This rate of return calculator estimates the profitability of a business or investment measured by its discount rate which is also known as compound annual growth rate. There is in depth information on how to determine this financial indicator below the tool.

## How does this rate of return calculator work?

The rate of return is an important financial figure each investor is looking at before deciding to invest or not in a new or existing opportunity. This application requires the value of the initial investment or the so called starting principal (present value – PV), the total return of the investment at the end of the period (future value – FV) and the term of the investment in years.

The algorithm behind this rate of return calculator uses the compound annual growth rate formula, as it is explained below in 3 steps:

- First divide the Future Value (FV) by the Present Value (PV) in order to get a value denoted by “X”.
- Then raise the “X” figure obtained above by (1/ Investment’s term in years. More specific: X^(1/Investment’s term) – where ^ is the sign for power. After this calculation a new value will be obtained which is denoted with “Y”.
- Finally subtract 1 from “Y” and then multiply the resulting figure by 100 to obtain the rate of return in percentage format.

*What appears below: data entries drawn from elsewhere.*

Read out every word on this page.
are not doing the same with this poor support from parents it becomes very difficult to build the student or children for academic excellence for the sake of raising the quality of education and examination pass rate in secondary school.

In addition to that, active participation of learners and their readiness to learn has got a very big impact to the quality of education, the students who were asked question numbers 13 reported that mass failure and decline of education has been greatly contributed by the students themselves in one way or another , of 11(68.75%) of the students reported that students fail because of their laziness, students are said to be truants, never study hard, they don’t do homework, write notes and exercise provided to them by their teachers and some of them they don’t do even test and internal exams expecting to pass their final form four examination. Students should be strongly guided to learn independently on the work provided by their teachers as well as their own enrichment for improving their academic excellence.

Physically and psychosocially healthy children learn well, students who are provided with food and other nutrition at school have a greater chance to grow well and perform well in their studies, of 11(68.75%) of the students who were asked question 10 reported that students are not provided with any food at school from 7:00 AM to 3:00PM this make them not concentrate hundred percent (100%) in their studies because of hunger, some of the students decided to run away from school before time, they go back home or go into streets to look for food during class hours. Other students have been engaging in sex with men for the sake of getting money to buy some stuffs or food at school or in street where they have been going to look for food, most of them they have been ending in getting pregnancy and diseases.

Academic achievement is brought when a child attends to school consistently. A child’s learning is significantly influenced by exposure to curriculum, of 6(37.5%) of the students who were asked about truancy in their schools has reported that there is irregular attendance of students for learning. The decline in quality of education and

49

## How to calculate return rate

Let’s us assume the following example:

-Present Value (PV) = $20000

-Future Value (FV) = $80000

-Investment’s term = 10 years.

Step 1: 80000/20000=4

Step 2: 4^(1/10)=4^0.1= 1.148698355

Step 3: (1.148698355-1)*100=14.87%.

## Understanding the usability of the rate of return

Usually investors compare the rate of return of an investment with the annual inflation rate or with the effective interest rate bank offers on deposits in order to check whether the investment’s return covers or not the inflation within the time frame given.

Since this figure indicates how profitable can a business be, the higher the rate of return the better for the investor is. Please keep in mind that usually high levels of ROI are associated with a high risk profile of the investment in question.

Typically the higher the risk is the higher the rate of return, and so when assessing an opportunity it is important that the investor analyses both the associated risk and its likelihood and its rate of return level.